Despite man's evolution into a creature with assignable photograph copyright entitlements, that same inalienable right is not bestowed on monkeys of any description, or on animals in general.

This much we know without the benefit of anthropological studies, since the recent adjudication of the photographer vs. Wikimedia battle over ownership of a monkey selfie finds that legally, animals cannot copyright things, so if an animal takes his own picture, that picture becomes public domain.

Whether the monkey can sue for defamation if it doesn't like the way it looks in the picture is probably a nonstarter, since the monkey is solely responsible for the content of the selfie. It is conventional wisdom, after all, that if a monkey looks like a monkey, it acts like one, too.

Perhaps a precedent for this case was established in the 1960s when Magilla Gorilla, the star of his own animated show, unsuccessfully sued Hanna-Barbera for royalties.

The crux of the matter is that David Slater, the British photographer who made it possible for an Indonesian Macaca nigra, also called a crested black macaque, to actuate a shutter button and photograph its own simian countenance, believes that he owns the rights (and accompanying royalties) to that photo. At present, Wikimedia, which fancies itself as a proponent of all things public domain, is defending its right to make the photos available to the world, no questions asked -- and winning for now.

Of no help to Slater's cause is the U.S. Copyright Office, which recently released a summary (PDF) of its policies, one of them being that the office only recognizes the work of human beings. The documents explicitly mentions these monkeyshines photos as samples of work that the office cannot deem copyrightable, because monkeys.

"The Office will not register works produced by nature, animals or plants. Likewise, the office cannot register a work purportedly created by divine or supernatural beings," wrote the agency.

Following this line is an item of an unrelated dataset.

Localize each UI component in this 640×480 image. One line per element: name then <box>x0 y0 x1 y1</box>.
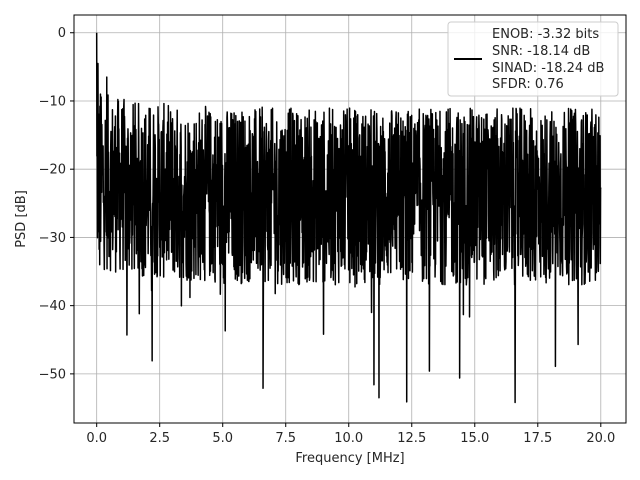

Other examples of objets d'art the agency specifically mentioned as not copyright-worthy include paintings created by elephants, driftwood that was sculpted by water, and anything created solely by a machine.

On Slater's side is much of the legal community and Slater's representatives, Caters News Agency. No word if Caters has approached the monkey about representation. Some legal minds claim that since Slater's equipment was used and that he set up the equipment in a manner that facilitated the animal's actions, that Slater is the de facto owner of the image.

If usage enters into the legal fray, what will happen when the monkey selfie turns up in an OkCupid profile?

We leave it to you to ponder this well-reasoned argument in defense of Slater's rights:

"These monkey selfies didn't just happen in a vacuum," says Mickey H. Osterreicher, general counsel of the National Press Photographers Association.